Lasagna – A Christmas Day Tradition
For many families Lasagna is a Christmas day tradition. It is an interlude from Christmas Eve dinner of fish and Santo Stefano, the 26th, of Abbacchio or Cappone. Abbacchio is lamb and Cappone is a castrated rooster. Northern Italian lasagna has little to do with the lasagna we find here in the US. It is not difficult to prepare and is definitely worth while preparing fresh pasta for this dish.
You will need a large, deep casserole dish. I use a heavy aluminum pan but the lasagna must be removed from the pan immediately after dinner because the acid in the tomatoes will react with the aluminum base. A ceramic or glass dish will also work well. I prefer the ceramic because it retains less heat. Both the glass and ceramic dishes can be used to store the lasagna for several days in the fridge. There are also throw away tin pans you can buy at any supermarket but I feel that the heavier dishes work better as the thin metal pans can burn the pasta on the sides and bottom.

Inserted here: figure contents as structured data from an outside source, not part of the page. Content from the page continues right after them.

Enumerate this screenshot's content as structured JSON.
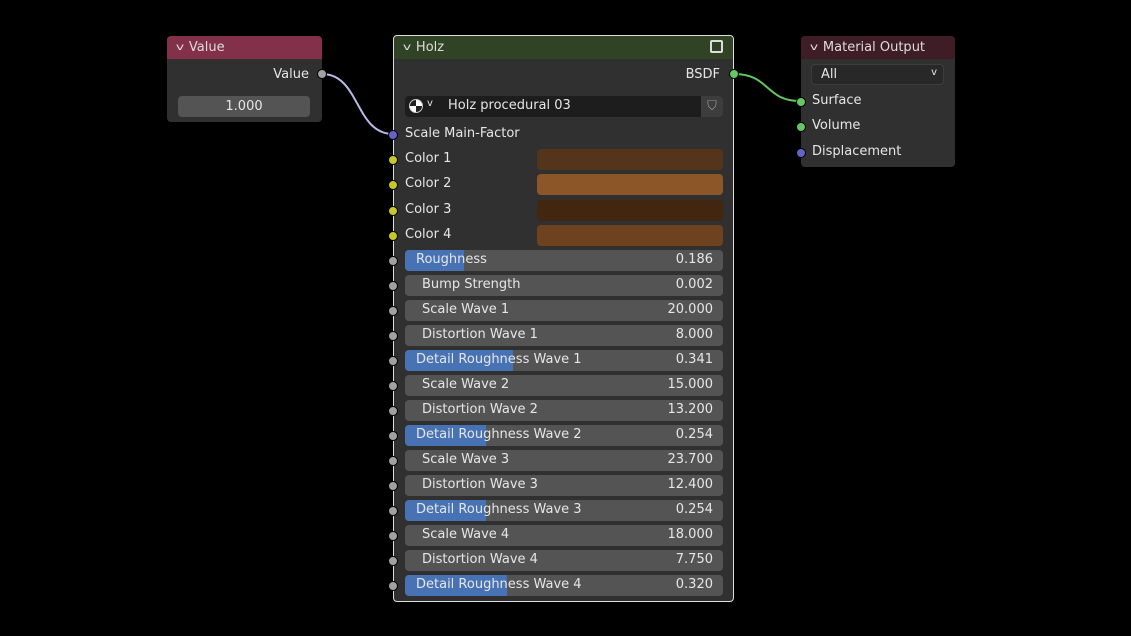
{
  "value_node": {
    "title": "Value",
    "header_color": "#83314a",
    "output_label": "Value",
    "value": "1.000"
  },
  "holz_node": {
    "title": "Holz",
    "header_color": "#314325",
    "output_label": "BSDF",
    "material_name": "Holz procedural 03",
    "input_label": "Scale Main-Factor",
    "colors": [
      {
        "label": "Color 1",
        "color": "#55341c"
      },
      {
        "label": "Color 2",
        "color": "#8d5628"
      },
      {
        "label": "Color 3",
        "color": "#42260f"
      },
      {
        "label": "Color 4",
        "color": "#6e421e"
      }
    ],
    "fields": [
      {
        "label": "Roughness",
        "value": "0.186",
        "slider": true,
        "fraction": 0.186
      },
      {
        "label": "Bump Strength",
        "value": "0.002",
        "slider": false
      },
      {
        "label": "Scale Wave 1",
        "value": "20.000",
        "slider": false
      },
      {
        "label": "Distortion Wave 1",
        "value": "8.000",
        "slider": false
      },
      {
        "label": "Detail Roughness Wave 1",
        "value": "0.341",
        "slider": true,
        "fraction": 0.341
      },
      {
        "label": "Scale Wave 2",
        "value": "15.000",
        "slider": false
      },
      {
        "label": "Distortion Wave 2",
        "value": "13.200",
        "slider": false
      },
      {
        "label": "Detail Roughness Wave 2",
        "value": "0.254",
        "slider": true,
        "fraction": 0.254
      },
      {
        "label": "Scale Wave 3",
        "value": "23.700",
        "slider": false
      },
      {
        "label": "Distortion Wave 3",
        "value": "12.400",
        "slider": false
      },
      {
        "label": "Detail Roughness Wave 3",
        "value": "0.254",
        "slider": true,
        "fraction": 0.254
      },
      {
        "label": "Scale Wave 4",
        "value": "18.000",
        "slider": false
      },
      {
        "label": "Distortion Wave 4",
        "value": "7.750",
        "slider": false
      },
      {
        "label": "Detail Roughness Wave 4",
        "value": "0.320",
        "slider": true,
        "fraction": 0.32
      }
    ]
  },
  "output_node": {
    "title": "Material Output",
    "header_color": "#3f1d27",
    "target": "All",
    "inputs": [
      "Surface",
      "Volume",
      "Displacement"
    ]
  }
}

You may also prepare this dish several days before and place in the freezer. Do not cook the lasagna before freezing and allow to come to room temperature before placing in the oven.
Lasagna is a great dish to prepare with several people. Each one can have a specific responsibility and be part of the preparation without requiring concentration. This will allow all to chat, drink a glass of wine and have a great time being together.
Ingredients for a large casserole dish (4-6 people):
1 lb fresh pasta (400 grams of flour-4 eggs) rolled as thin as possible
2 lt Besciamella (twice the amount in the recipe listed here)
6 cups David’s Meat sauce
2 cups Grated Parmesan Cheese
1-2 glasses of wine for each individual involved in the preparation, chilled to about 65 degrees. Since this will most likely be the morning I suggest the traditional “Bianchino” from Friuli. This would be a Pinot Grigio. A good wine that you can find easily here would be a “Livio Felluga - Pinot Grigio”. Another good solution, although not Friulano, would be “Mezzacorona Pinot Grigio from Alto Adige [you can find the 1.5 liter bottle for about 12 $]. I suggest this solution because Mezzacorona started using a composite cork in 2004. Since the wines imported often are not properly stored the wines with a traditional cork risk being contaminated by the cork itself. Throwing away any bottle of wine is a sin so this is a good solution.
Butter the casserole dish on the bottom and sides.
Fill a large pot, a stock pot would be good, with water and add 4 hands of medium or large grain salt (if using regular table salt reduce to 3 handfuls). This is more than traditional pasta water because you will be using the water many times. Bring to a strong boil.
Have a glass of wine.
Place a ladle of sauce in the bottom of the pan avoiding the meat. Place 3 pieces of pasta in the hot water and boil for 3 minutes (if you are using commercial dried pasta increase to 7 minutes). Lift the pasta out of the water with tongs and place on a plate. Before adding to the dish dry both sides with a towel. Place the sheet of pasta in the casserole dish, use the other pieces of pasta to create a base of pasta. This is your floor. Each layer should be complete with open spaces.
Add 2 ladles of sauce and spread evenly. Spread about 2 hands of Parmesan cheese.
Have some wine.
Get another 3 sheets of pasta and boil, dry and cover the sauce completely. This time two ladles of Besciamella and more Parmesan. Continue for about 5 layers. Continue alternating layers of sauce and Besciamella until you arrive about ½ inch from the top of the pan. Do not fill to the top. The lasagna will expand during cooking.
Top with Besciamella and finally spread Parmesan cheese liberally.
If you do not intend to cook immediately, cover with aluminum foil and place in the fridge.
About 45 minutes before serving, remove the foil, preheat the oven to 400 degrees and cook for 20 minutes. This will create a crusty top. If you prefer a soft top, use 300 degrees for 35 minutes.
This will be our Christmas dinner this year. If you try this please let me know your thoughts and Merry Christmas to all.